VALİ YARDIMCISI MUSTAFA ÇEK: “SORUNLAR EL BİRLİĞİYLE ÇÖZÜLEBİLİR”

Vali Yardımcısı Mustafa Çek ise bu tür organizasyonların artarak devam etmesi temennisinde bulunarak basının sorunlarının devlet ve yerel yönetimlerle birlikte çözülebileceğine inandığını söyledi. Vali Yardımcısı Mustafa Çek şunları dile getirdi:

“Sözün yazıya dönüşmesiyle beraber öncelikle yazılı eserler; kitaplar, mecmualar çıkmış, daha sonra aşama aşama sözlü, yazılı basın, medya dediğimiz radyodan televizyona, günümüzde de artık dijital ortamda sosyal medya diye değişik alanlarda insanların birbiriyle haberleşmesi, sanatsal, edebi faaliyetler devam ediyor.
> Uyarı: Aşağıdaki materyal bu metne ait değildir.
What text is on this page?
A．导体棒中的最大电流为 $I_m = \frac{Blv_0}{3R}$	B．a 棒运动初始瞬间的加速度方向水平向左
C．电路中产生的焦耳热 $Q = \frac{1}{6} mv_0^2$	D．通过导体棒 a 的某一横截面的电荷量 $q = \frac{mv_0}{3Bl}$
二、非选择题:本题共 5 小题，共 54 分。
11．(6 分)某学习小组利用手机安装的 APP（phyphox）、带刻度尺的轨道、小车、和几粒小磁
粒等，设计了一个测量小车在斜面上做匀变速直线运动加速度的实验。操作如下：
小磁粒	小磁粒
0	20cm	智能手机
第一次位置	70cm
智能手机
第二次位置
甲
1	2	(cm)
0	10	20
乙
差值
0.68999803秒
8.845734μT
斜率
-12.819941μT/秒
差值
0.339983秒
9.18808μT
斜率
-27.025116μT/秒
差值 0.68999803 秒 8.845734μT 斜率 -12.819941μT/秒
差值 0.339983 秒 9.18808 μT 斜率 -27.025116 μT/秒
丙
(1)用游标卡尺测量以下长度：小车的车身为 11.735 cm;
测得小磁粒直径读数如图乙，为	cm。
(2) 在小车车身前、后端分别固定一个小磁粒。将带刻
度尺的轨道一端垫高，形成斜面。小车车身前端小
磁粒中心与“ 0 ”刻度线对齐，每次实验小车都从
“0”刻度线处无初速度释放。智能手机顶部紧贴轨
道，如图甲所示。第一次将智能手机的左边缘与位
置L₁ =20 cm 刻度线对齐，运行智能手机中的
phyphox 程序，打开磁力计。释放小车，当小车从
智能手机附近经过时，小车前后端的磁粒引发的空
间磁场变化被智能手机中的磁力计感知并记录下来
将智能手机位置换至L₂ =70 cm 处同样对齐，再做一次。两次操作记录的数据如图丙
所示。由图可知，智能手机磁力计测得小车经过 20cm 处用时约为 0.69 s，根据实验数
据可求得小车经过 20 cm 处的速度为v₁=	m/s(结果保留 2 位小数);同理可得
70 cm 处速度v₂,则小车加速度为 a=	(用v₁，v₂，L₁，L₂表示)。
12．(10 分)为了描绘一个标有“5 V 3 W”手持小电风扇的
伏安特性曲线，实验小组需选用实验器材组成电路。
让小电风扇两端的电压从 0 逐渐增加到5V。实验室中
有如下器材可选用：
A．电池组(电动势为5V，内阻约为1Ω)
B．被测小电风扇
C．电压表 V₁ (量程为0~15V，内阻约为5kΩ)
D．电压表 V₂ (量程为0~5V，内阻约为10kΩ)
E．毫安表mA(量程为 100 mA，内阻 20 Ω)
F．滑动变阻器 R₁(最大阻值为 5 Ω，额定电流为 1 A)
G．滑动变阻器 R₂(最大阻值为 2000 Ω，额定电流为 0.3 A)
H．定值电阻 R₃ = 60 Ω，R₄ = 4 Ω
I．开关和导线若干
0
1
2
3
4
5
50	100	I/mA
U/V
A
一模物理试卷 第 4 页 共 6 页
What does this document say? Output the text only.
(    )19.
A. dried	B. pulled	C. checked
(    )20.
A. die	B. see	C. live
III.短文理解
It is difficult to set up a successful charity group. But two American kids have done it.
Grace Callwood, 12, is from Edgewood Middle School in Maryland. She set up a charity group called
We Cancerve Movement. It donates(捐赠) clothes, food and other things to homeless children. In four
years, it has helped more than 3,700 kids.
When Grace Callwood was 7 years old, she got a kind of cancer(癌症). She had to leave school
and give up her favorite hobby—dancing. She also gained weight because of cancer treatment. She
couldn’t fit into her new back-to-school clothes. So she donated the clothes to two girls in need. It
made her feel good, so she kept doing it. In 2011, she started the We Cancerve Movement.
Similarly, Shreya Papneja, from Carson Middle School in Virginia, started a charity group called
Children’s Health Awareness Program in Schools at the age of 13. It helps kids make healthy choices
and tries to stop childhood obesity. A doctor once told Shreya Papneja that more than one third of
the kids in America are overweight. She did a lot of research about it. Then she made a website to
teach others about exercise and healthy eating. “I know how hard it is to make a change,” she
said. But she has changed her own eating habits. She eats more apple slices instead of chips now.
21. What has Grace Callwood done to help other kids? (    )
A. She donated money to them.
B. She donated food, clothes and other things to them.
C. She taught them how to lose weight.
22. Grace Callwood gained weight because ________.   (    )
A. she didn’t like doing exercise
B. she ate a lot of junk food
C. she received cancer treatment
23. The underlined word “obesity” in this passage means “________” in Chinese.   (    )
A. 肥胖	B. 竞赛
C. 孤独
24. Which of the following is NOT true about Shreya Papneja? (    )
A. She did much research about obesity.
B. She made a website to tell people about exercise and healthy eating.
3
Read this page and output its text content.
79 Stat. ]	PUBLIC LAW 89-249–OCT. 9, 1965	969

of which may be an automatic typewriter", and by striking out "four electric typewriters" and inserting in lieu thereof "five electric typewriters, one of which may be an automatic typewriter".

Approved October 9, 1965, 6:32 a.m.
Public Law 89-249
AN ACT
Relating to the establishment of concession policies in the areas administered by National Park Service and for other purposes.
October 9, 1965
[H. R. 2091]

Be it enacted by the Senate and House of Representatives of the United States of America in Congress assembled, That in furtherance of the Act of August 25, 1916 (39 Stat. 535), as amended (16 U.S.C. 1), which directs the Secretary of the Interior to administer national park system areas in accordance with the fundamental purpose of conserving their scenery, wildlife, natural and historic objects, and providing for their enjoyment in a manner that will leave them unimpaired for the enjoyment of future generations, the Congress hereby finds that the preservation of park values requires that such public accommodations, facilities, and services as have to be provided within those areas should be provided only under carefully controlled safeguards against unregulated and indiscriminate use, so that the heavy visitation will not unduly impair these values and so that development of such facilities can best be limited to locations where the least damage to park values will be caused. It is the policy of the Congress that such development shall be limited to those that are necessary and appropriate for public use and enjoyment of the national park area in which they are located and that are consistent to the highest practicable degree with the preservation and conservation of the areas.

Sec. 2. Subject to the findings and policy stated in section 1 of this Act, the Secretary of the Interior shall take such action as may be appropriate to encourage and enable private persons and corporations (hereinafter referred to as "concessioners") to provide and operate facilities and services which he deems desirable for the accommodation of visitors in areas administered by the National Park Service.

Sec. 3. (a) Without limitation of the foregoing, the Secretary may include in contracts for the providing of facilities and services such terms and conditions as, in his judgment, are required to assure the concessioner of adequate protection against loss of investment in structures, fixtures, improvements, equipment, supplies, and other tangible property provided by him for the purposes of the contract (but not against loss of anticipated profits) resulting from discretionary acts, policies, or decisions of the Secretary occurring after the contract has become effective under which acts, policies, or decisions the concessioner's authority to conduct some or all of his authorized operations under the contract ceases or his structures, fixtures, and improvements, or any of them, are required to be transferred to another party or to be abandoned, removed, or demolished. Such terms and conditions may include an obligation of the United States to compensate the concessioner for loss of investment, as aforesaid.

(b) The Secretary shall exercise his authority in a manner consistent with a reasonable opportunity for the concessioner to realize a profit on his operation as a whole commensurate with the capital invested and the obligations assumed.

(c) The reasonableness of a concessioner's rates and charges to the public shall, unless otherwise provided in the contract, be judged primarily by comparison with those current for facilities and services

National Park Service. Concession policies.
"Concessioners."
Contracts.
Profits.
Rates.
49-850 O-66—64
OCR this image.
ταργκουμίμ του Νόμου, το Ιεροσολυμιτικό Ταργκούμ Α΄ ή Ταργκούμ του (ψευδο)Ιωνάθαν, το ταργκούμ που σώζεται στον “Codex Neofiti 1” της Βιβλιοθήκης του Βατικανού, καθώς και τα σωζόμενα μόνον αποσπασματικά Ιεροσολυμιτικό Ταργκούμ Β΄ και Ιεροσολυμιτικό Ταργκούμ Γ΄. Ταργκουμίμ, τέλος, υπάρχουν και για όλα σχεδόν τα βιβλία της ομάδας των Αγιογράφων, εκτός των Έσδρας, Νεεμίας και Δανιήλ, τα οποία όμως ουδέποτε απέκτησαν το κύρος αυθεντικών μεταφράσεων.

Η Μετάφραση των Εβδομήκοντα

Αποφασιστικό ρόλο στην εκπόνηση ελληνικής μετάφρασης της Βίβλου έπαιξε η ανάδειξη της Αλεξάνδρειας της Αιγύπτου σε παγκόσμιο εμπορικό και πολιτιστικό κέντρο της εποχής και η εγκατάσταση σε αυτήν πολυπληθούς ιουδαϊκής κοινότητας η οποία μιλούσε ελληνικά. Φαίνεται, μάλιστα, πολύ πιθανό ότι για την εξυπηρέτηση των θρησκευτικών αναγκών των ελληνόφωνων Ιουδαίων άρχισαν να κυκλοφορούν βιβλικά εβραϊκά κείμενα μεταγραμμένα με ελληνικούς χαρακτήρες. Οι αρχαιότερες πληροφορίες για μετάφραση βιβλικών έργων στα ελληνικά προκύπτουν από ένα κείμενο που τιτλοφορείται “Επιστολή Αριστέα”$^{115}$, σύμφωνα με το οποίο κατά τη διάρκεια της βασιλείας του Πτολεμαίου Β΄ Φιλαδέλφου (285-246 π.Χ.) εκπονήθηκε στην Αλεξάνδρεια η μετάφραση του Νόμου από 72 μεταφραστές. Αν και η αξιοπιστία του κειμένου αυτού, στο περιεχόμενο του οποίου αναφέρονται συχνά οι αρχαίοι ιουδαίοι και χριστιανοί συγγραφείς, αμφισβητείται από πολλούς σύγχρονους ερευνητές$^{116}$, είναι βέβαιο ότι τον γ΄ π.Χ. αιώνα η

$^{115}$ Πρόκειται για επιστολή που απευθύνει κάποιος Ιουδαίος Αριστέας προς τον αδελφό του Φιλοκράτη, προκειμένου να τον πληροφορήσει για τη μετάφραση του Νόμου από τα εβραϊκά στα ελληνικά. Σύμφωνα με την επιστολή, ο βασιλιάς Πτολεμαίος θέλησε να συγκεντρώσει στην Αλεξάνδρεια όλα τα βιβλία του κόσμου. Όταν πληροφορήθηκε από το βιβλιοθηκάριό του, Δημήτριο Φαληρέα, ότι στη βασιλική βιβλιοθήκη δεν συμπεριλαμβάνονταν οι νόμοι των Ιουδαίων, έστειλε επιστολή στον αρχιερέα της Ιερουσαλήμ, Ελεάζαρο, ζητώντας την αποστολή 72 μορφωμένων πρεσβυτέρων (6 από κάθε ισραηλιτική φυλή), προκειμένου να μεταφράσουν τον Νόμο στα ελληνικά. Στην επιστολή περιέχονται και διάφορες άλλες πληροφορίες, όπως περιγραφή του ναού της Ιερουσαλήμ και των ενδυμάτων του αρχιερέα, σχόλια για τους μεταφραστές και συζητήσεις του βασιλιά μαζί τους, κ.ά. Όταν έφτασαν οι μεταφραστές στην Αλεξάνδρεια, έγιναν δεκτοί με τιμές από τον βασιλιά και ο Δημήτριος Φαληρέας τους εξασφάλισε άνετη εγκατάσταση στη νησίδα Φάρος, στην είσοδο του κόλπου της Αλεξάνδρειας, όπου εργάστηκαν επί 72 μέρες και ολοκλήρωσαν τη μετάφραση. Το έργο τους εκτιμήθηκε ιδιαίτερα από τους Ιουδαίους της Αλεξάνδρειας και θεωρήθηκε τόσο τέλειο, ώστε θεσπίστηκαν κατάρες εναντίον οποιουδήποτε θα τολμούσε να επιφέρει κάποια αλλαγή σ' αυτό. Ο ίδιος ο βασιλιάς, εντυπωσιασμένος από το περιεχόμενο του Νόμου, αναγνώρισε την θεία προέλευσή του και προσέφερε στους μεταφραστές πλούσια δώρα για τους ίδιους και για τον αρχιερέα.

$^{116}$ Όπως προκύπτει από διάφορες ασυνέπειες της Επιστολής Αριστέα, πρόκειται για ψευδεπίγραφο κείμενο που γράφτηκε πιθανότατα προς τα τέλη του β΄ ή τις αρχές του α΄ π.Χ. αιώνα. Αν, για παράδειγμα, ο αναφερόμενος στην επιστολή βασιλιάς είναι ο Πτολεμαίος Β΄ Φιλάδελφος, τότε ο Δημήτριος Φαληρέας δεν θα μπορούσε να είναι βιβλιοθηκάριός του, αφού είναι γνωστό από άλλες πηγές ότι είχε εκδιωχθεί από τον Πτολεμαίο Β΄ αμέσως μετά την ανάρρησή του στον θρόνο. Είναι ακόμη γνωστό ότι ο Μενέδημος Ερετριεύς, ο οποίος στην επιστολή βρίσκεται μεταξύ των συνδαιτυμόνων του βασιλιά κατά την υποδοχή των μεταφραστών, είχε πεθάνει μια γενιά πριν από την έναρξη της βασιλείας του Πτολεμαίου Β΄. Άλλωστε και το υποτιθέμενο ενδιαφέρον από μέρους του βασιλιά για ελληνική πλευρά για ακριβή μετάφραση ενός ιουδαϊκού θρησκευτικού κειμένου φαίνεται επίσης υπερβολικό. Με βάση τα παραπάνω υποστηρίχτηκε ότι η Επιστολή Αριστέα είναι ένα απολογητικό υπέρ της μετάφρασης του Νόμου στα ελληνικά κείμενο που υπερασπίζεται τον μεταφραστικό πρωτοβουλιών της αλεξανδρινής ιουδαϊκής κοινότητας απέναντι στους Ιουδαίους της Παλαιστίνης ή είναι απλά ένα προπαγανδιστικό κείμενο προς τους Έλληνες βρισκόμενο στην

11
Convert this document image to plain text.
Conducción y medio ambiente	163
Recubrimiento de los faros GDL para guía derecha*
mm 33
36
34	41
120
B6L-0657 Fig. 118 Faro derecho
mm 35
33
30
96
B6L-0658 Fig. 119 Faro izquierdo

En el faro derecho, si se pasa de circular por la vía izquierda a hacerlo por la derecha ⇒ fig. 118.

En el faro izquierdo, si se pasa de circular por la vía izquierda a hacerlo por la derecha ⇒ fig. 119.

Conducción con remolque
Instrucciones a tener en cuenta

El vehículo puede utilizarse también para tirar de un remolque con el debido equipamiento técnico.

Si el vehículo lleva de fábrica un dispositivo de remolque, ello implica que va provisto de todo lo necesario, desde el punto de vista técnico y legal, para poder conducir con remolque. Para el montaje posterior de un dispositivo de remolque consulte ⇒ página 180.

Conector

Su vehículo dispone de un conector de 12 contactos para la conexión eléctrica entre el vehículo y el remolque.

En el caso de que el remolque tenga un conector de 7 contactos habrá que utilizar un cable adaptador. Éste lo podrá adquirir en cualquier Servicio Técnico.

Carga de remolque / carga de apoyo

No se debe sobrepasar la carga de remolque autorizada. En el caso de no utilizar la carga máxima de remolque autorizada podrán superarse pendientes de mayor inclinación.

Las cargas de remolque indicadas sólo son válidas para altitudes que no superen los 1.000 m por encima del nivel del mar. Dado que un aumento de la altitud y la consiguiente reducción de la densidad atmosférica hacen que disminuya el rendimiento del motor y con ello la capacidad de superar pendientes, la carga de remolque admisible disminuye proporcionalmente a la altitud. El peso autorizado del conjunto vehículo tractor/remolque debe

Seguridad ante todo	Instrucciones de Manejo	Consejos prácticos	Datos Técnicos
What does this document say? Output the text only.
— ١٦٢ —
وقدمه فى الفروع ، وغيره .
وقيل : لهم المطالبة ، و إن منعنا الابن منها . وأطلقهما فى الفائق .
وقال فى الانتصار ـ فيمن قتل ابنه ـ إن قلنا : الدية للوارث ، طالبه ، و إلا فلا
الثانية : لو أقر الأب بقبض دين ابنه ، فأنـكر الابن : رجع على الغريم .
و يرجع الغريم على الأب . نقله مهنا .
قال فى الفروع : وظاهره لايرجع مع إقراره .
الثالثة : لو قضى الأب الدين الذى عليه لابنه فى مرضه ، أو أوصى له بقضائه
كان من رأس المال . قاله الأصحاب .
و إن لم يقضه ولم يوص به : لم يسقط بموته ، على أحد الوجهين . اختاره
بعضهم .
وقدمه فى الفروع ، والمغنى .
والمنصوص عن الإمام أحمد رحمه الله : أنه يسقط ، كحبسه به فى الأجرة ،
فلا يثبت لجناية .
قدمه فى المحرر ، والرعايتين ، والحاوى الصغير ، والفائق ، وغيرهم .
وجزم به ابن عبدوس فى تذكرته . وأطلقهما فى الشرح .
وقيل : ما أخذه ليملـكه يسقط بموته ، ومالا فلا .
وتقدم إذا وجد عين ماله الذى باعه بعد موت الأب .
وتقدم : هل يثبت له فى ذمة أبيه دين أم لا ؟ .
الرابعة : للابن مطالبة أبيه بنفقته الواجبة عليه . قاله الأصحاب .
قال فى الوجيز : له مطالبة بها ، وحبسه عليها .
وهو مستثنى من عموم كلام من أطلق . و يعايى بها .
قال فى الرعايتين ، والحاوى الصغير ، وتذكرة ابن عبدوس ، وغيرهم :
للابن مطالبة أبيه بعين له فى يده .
Ülkemizde de II. Meşrutiyet’in 24 Temmuz 1908’de ilan edilmesiyle basında sansürün kaldırılması 24 Temmuz Basın Bayramı şeklinde kutlanmaktadır. Bu çerçevede yapılan etkinlikler tüm ülke genelinde gerek Gazeteciler Cemiyetinin illerdeki, ilçelerdeki temsilcileri, gerekse devletimizin Basın İlan Kurumu İl Müdürlükleri vasıtasıyla yürütülüyor. Ben gerek Balıkesir Gazeteciler Cemiyeti Başkanı Ramazan Demir’e gerek Basın İlan Kurumu İl Müdürümüz Tahsin Şahin’e teşekkür ediyorum bu tür organizasyonların artarak devam etmesini temenni ediyorum. 44 tane yazılı yerel basın kuruluşu var ilimiz genelinde. Ama bir takım sorunlar yaşıyorlar. Tabi 1728’de İbrahim Müteferrika’nın ilk yazılı eseri basılmasıyla, matbaalar faaliyete geçince el yazması eserler yavaş yavaş matbaa eserlerine dönüştü ve artık çağımızda bu basılı eserlerin yerini ibraz daha internet üzerinden, bilgisayardan, telefondan, sanal ortamdan haberleşme ya da etkileşim iletişim almaya başladı. Tabi medyamızın, basınımızın da buna ayak uydurması gerekiyor. Ben devletle, yerel yönetimlerle STK’larla bu sorunun çözülebileceğine inanıyorum.”